Un entrenamiento con ventajas logísticas
El piloto explicó que el centro de entrenamiento, con gimnasio, piscina y pista de atletismo, se sitúa a unas veinte minutos de su domicilio.
“No puedo seguir pidiendo a mi padre que me lleve a todas partes, así que paso mi permiso. Es la primera vez que realmente lo necesito”, comentaba.
El referente Max Verstappen
“J’aime le fait que Verstappen n’aime pas seulement la F1 : il aime la course automobile.”

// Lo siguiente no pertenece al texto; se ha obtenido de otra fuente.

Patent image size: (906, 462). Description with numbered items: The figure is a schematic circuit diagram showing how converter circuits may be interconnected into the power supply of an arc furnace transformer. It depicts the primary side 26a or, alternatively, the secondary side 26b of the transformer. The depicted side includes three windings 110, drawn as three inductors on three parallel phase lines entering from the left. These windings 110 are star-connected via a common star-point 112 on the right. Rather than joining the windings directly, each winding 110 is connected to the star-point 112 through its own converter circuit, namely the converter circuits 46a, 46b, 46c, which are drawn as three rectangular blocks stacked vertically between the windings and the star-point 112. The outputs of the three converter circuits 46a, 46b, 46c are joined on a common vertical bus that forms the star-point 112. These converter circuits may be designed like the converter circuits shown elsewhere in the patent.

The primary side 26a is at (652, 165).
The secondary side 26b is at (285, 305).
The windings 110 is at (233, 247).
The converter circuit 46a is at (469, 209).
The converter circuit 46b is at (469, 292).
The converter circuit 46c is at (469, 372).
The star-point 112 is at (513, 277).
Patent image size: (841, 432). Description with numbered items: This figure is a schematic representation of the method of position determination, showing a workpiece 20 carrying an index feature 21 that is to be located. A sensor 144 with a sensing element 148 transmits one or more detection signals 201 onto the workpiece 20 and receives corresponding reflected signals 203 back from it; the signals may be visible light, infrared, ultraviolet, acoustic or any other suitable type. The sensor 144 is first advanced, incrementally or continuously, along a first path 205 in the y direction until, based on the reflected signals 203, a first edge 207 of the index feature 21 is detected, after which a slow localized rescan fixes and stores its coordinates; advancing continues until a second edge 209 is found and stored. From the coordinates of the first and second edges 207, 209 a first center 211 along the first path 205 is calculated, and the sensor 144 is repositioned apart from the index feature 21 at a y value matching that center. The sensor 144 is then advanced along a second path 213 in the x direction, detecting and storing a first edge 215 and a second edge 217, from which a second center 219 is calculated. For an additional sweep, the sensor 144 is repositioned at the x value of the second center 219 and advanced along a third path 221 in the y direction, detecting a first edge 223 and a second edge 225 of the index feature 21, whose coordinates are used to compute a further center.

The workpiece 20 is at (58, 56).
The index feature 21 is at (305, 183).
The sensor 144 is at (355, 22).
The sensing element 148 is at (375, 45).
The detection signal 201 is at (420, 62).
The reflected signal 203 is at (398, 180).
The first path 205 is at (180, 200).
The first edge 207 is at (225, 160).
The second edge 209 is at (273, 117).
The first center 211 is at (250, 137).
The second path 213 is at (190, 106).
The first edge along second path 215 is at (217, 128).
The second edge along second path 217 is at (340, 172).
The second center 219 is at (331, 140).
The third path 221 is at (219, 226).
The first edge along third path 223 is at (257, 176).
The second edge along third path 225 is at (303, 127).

La entrada de Verstappen a la Fórmula 1 en 2015, antes de cumplir la madurez, fue el motivo por el cual la FIA estableció una edad mínima de 18 años para competir.
El holandés, ahora cuatro veces campeón mundial, sirve de inspiración dentro del programa Red Bull, pero también muestra la amplitud de la carrera que Lindblad desea seguir.
Visiones a futuro
“Me fascina la pasión de Verstappen por la velocidad en todas sus formas. A mi manera, quiero una larga carrera en F1, quizá de 10 a 15 años, pero después quiero explorar nuevas facetas.”
Beyond F1
“Me encantaría participar en IndyCar por algunas temporadas, probar el campeonato australiano de Supercars y descubrir otras disciplinas del automovilismo que me interesan.”
El mundo de la marcha es inmenso, y cada piloto parece preparado para recorrerlo en sus propios términos.